Sometimes making something fresh from home-made is not particularly "cost effective" meaning it can be either cheaper or at least the same cost just buying from the store.  But as someone who loves to cook and experiment, sometimes it doesn't matter to me.  I just want to make it myself.

This is how I felt about my recent experiment in making ricotta cheese from scratch.  It was pretty quick and easy, but once I bought the whole milk (something I don't usually keep in the house), and the heavy cream (something I usually keep in the house, but on this particular day I didn't have), I probably could have just bought a tub. If you want to try this yourself, you will also need some cheesecloth you will have to buy this as well, but it is very inexpensive, and a little goes a long way.

This is very simple to do, and it really is creamy and delicious.  I wanted to make some to add to a ravioli filling I was making (see next blog for recipe).


Home-made Ricotta Cheese
Recipe by Fluudbloggler

4 cups whole (3%) milk
2 cups heavy cream (whipping cream)
1/2 tsp salt*
3 tbsp white vinegar**

Prepare your cheesecloth by placing a fine strainer over a bowl, and line with two layers of damp cheesecloth.

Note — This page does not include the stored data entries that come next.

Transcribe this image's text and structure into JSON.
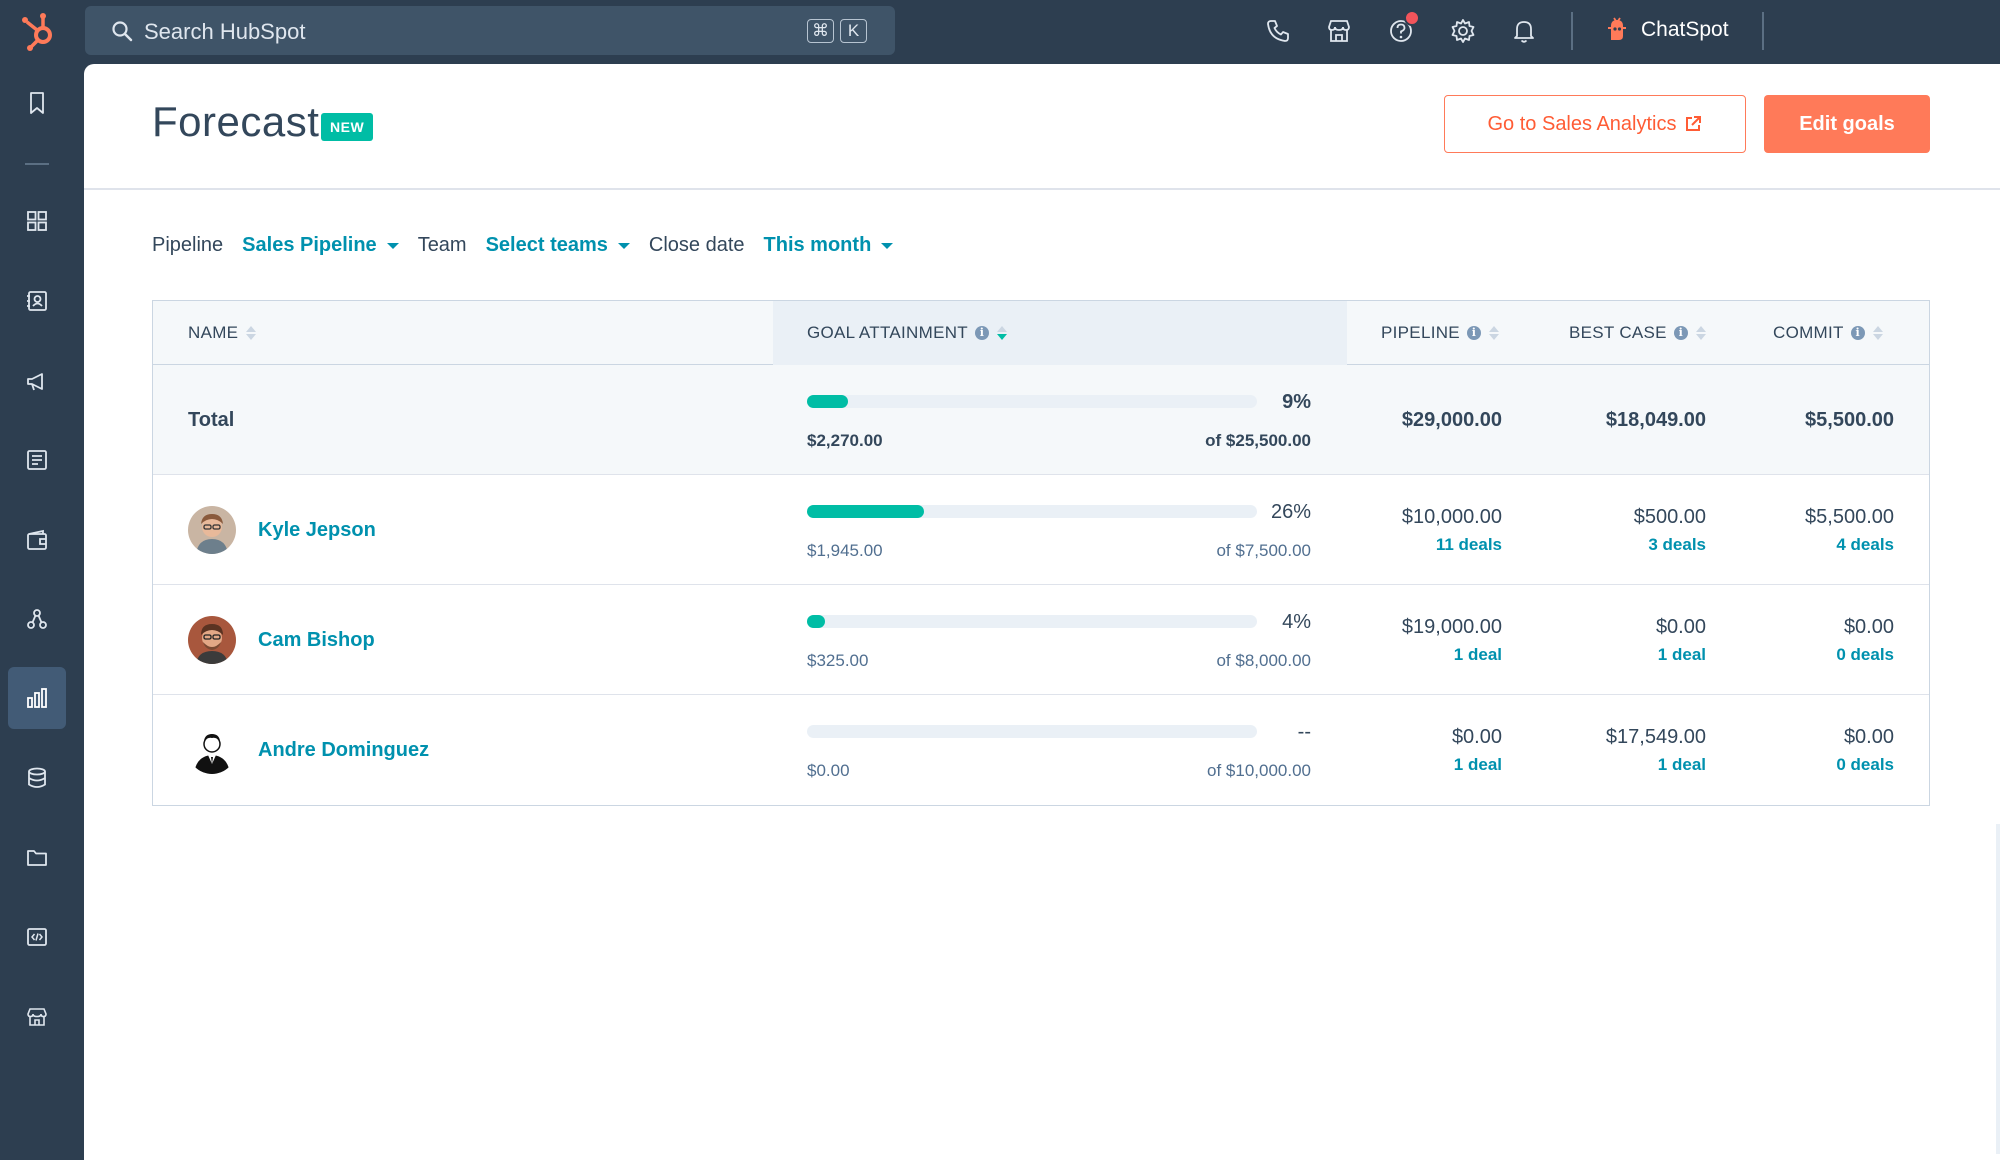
{
  "topbar": {
    "search_placeholder": "Search HubSpot",
    "kbd_cmd": "⌘",
    "kbd_k": "K",
    "chatspot_label": "ChatSpot",
    "icons": [
      "phone-icon",
      "marketplace-icon",
      "help-icon",
      "settings-icon",
      "notifications-icon"
    ]
  },
  "sidenav": {
    "items": [
      "bookmark-icon",
      "dashboard-icon",
      "contacts-icon",
      "marketing-icon",
      "content-icon",
      "commerce-icon",
      "automation-icon",
      "reporting-icon",
      "data-icon",
      "library-icon",
      "development-icon",
      "marketplace-icon"
    ],
    "active": "reporting-icon"
  },
  "header": {
    "title": "Forecast",
    "badge": "NEW",
    "analytics_button": "Go to Sales Analytics",
    "edit_button": "Edit goals"
  },
  "filters": {
    "pipeline_label": "Pipeline",
    "pipeline_value": "Sales Pipeline",
    "team_label": "Team",
    "team_value": "Select teams",
    "close_label": "Close date",
    "close_value": "This month"
  },
  "table": {
    "columns": {
      "name": "NAME",
      "goal": "GOAL ATTAINMENT",
      "pipeline": "PIPELINE",
      "best": "BEST CASE",
      "commit": "COMMIT"
    },
    "total": {
      "name": "Total",
      "progress": 0.09,
      "pct": "9%",
      "attained": "$2,270.00",
      "goal": "of $25,500.00",
      "pipeline": "$29,000.00",
      "best": "$18,049.00",
      "commit": "$5,500.00"
    },
    "rows": [
      {
        "name": "Kyle Jepson",
        "progress": 0.26,
        "pct": "26%",
        "attained": "$1,945.00",
        "goal": "of $7,500.00",
        "pipeline": "$10,000.00",
        "pipeline_deals": "11 deals",
        "best": "$500.00",
        "best_deals": "3 deals",
        "commit": "$5,500.00",
        "commit_deals": "4 deals"
      },
      {
        "name": "Cam Bishop",
        "progress": 0.04,
        "pct": "4%",
        "attained": "$325.00",
        "goal": "of $8,000.00",
        "pipeline": "$19,000.00",
        "pipeline_deals": "1 deal",
        "best": "$0.00",
        "best_deals": "1 deal",
        "commit": "$0.00",
        "commit_deals": "0 deals"
      },
      {
        "name": "Andre Dominguez",
        "progress": 0,
        "pct": "--",
        "attained": "$0.00",
        "goal": "of $10,000.00",
        "pipeline": "$0.00",
        "pipeline_deals": "1 deal",
        "best": "$17,549.00",
        "best_deals": "1 deal",
        "commit": "$0.00",
        "commit_deals": "0 deals"
      }
    ]
  },
  "colors": {
    "brand_orange": "#ff7a59",
    "teal": "#00bda5",
    "link": "#0091ae",
    "nav_bg": "#2d3e50"
  }
}
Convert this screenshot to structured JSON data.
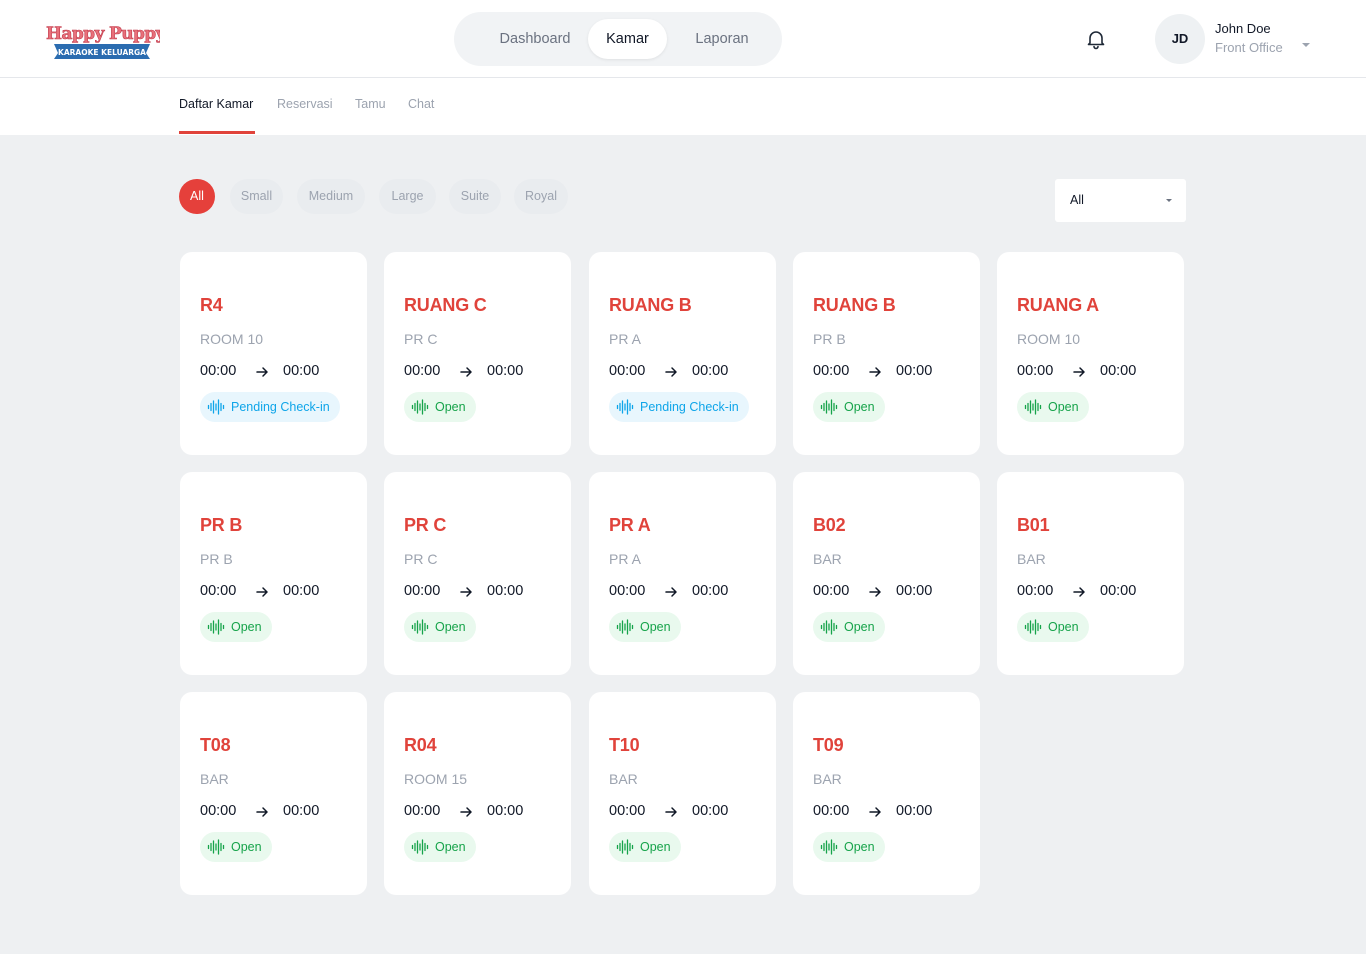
{
  "brand": {
    "logo_title": "Happy Puppy",
    "logo_subtitle": "KARAOKE KELUARGA"
  },
  "nav": {
    "items": [
      "Dashboard",
      "Kamar",
      "Laporan"
    ],
    "active": "Kamar"
  },
  "user": {
    "initials": "JD",
    "name": "John Doe",
    "role": "Front Office"
  },
  "subtabs": {
    "items": [
      "Daftar Kamar",
      "Reservasi",
      "Tamu",
      "Chat"
    ],
    "active": "Daftar Kamar"
  },
  "filters": {
    "chips": [
      "All",
      "Small",
      "Medium",
      "Large",
      "Suite",
      "Royal"
    ],
    "active": "All",
    "status_select": "All"
  },
  "colors": {
    "accent": "#e0433b",
    "open": "#16a34a",
    "pending": "#0ea5e9"
  },
  "rooms": [
    {
      "code": "R4",
      "type": "ROOM 10",
      "start": "00:00",
      "end": "00:00",
      "status": "Pending Check-in"
    },
    {
      "code": "RUANG C",
      "type": "PR C",
      "start": "00:00",
      "end": "00:00",
      "status": "Open"
    },
    {
      "code": "RUANG B",
      "type": "PR A",
      "start": "00:00",
      "end": "00:00",
      "status": "Pending Check-in"
    },
    {
      "code": "RUANG B",
      "type": "PR B",
      "start": "00:00",
      "end": "00:00",
      "status": "Open"
    },
    {
      "code": "RUANG A",
      "type": "ROOM 10",
      "start": "00:00",
      "end": "00:00",
      "status": "Open"
    },
    {
      "code": "PR B",
      "type": "PR B",
      "start": "00:00",
      "end": "00:00",
      "status": "Open"
    },
    {
      "code": "PR C",
      "type": "PR C",
      "start": "00:00",
      "end": "00:00",
      "status": "Open"
    },
    {
      "code": "PR A",
      "type": "PR A",
      "start": "00:00",
      "end": "00:00",
      "status": "Open"
    },
    {
      "code": "B02",
      "type": "BAR",
      "start": "00:00",
      "end": "00:00",
      "status": "Open"
    },
    {
      "code": "B01",
      "type": "BAR",
      "start": "00:00",
      "end": "00:00",
      "status": "Open"
    },
    {
      "code": "T08",
      "type": "BAR",
      "start": "00:00",
      "end": "00:00",
      "status": "Open"
    },
    {
      "code": "R04",
      "type": "ROOM 15",
      "start": "00:00",
      "end": "00:00",
      "status": "Open"
    },
    {
      "code": "T10",
      "type": "BAR",
      "start": "00:00",
      "end": "00:00",
      "status": "Open"
    },
    {
      "code": "T09",
      "type": "BAR",
      "start": "00:00",
      "end": "00:00",
      "status": "Open"
    }
  ]
}
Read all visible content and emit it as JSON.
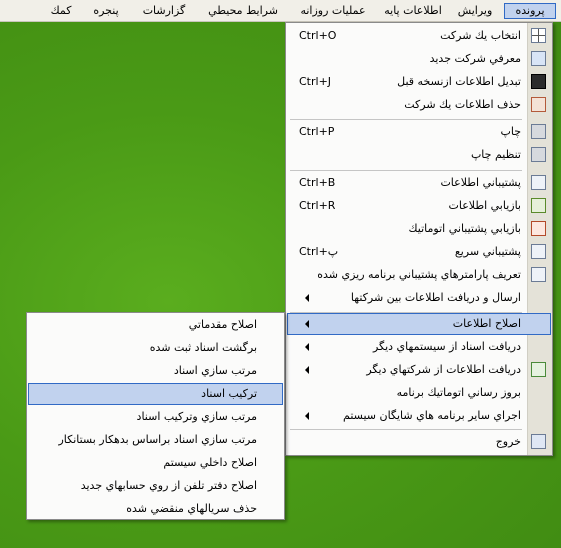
{
  "menubar": {
    "items": [
      "پرونده",
      "ويرايش",
      "اطلاعات پايه",
      "عمليات روزانه",
      "شرايط محيطي",
      "گزارشات",
      "پنجره",
      "كمك"
    ]
  },
  "file_menu": {
    "items": [
      {
        "label": "انتخاب يك شركت",
        "shortcut": "Ctrl+O",
        "icon": "grid-icon"
      },
      {
        "label": "معرفي شركت جديد",
        "shortcut": "",
        "icon": "company-icon"
      },
      {
        "label": "تبديل اطلاعات ازنسخه قبل",
        "shortcut": "Ctrl+J",
        "icon": "convert-icon"
      },
      {
        "label": "حذف اطلاعات يك شركت",
        "shortcut": "",
        "icon": "delete-company-icon"
      },
      {
        "label": "چاپ",
        "shortcut": "Ctrl+P",
        "icon": "printer-icon"
      },
      {
        "label": "تنظيم چاپ",
        "shortcut": "",
        "icon": "print-setup-icon"
      },
      {
        "label": "پشتيباني اطلاعات",
        "shortcut": "Ctrl+B",
        "icon": "backup-icon"
      },
      {
        "label": "بازيابي اطلاعات",
        "shortcut": "Ctrl+R",
        "icon": "restore-icon"
      },
      {
        "label": "بازيابي پشتيباني اتوماتيك",
        "shortcut": "",
        "icon": "auto-restore-icon"
      },
      {
        "label": "پشتيباني سريع",
        "shortcut": "Ctrl+پ",
        "icon": "quick-backup-icon"
      },
      {
        "label": "تعريف پارامترهاي پشتيباني برنامه ريزي شده",
        "shortcut": "",
        "icon": "schedule-icon"
      },
      {
        "label": "ارسال و دريافت اطلاعات بين شركتها",
        "shortcut": "",
        "icon": ""
      },
      {
        "label": "اصلاح اطلاعات",
        "shortcut": "",
        "icon": ""
      },
      {
        "label": "دريافت اسناد از سيستمهاي ديگر",
        "shortcut": "",
        "icon": ""
      },
      {
        "label": "دريافت اطلاعات از شركتهاي ديگر",
        "shortcut": "",
        "icon": "import-icon"
      },
      {
        "label": "بروز رساني اتوماتيك برنامه",
        "shortcut": "",
        "icon": ""
      },
      {
        "label": "اجراي ساير برنامه هاي شايگان سيستم",
        "shortcut": "",
        "icon": ""
      },
      {
        "label": "خروج",
        "shortcut": "",
        "icon": "exit-icon"
      }
    ]
  },
  "repair_submenu": {
    "items": [
      "اصلاح مقدماتي",
      "برگشت اسناد ثبت شده",
      "مرتب سازي اسناد",
      "تركيب اسناد",
      "مرتب سازي وتركيب اسناد",
      "مرتب سازي اسناد براساس بدهكار بستانكار",
      "اصلاح داخلي سيستم",
      "اصلاح دفتر تلفن از روي حسابهاي جديد",
      "حذف سريالهاي منقضي شده"
    ]
  }
}
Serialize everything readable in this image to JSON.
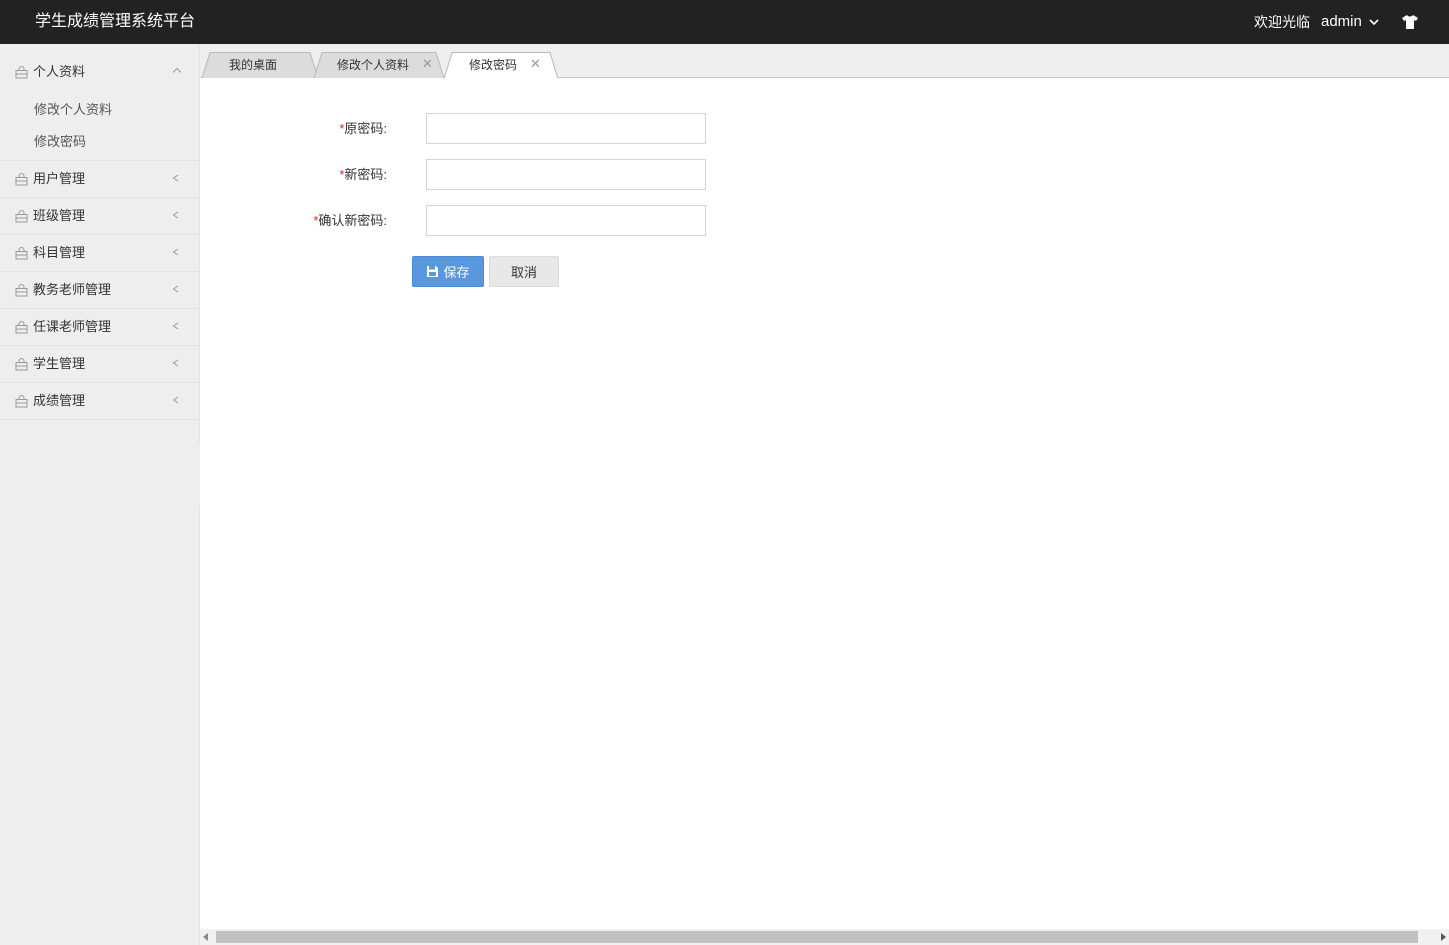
{
  "header": {
    "title": "学生成绩管理系统平台",
    "welcome": "欢迎光临",
    "username": "admin"
  },
  "sidebar": {
    "personal": {
      "label": "个人资料",
      "sub": [
        "修改个人资料",
        "修改密码"
      ]
    },
    "items": [
      {
        "label": "用户管理"
      },
      {
        "label": "班级管理"
      },
      {
        "label": "科目管理"
      },
      {
        "label": "教务老师管理"
      },
      {
        "label": "任课老师管理"
      },
      {
        "label": "学生管理"
      },
      {
        "label": "成绩管理"
      }
    ]
  },
  "tabs": [
    {
      "label": "我的桌面",
      "closable": false
    },
    {
      "label": "修改个人资料",
      "closable": true
    },
    {
      "label": "修改密码",
      "closable": true,
      "active": true
    }
  ],
  "form": {
    "required_mark": "*",
    "old_password_label": "原密码:",
    "new_password_label": "新密码:",
    "confirm_password_label": "确认新密码:",
    "old_password_value": "",
    "new_password_value": "",
    "confirm_password_value": "",
    "save_label": "保存",
    "cancel_label": "取消"
  },
  "colors": {
    "header_bg": "#222222",
    "sidebar_bg": "#eeeeee",
    "primary": "#5a98de",
    "required": "#e2231a"
  },
  "icons": {
    "menu": "bag-icon",
    "user_dropdown": "chevron-down-icon",
    "skin": "shirt-icon",
    "save": "floppy-disk-icon",
    "tab_close": "close-icon"
  }
}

Place milk and cream and salt in a pan on medium high, and heat until boiling, stirring now and then to avoid burning.

 


Remove from heat and add vinegar.
The milk mixture will start to curdle.  Leave for about 2 minutes, stirring a couple of times.  You should see bigger clumps forming.

Pour into cheese cloth and let drain.


 Let it drain for about 2 hours, and now and then slightly squeeze the cheesecloth to get as much liquid out as much liquid as possible.

Discard the liquid in the bowl.  Scoop out the cheese from the cheesecloth and place in a bowl in the fridge.  It is ready to eat after it's slightly cold.  I can be kept in the fridge for 3-4 days.

*Other recipes suggest Kosher salt.  Regular salt is fine.
**Other recipes will call for lemon juice or white wine vinegar.  I've had more success using regular white vinegar.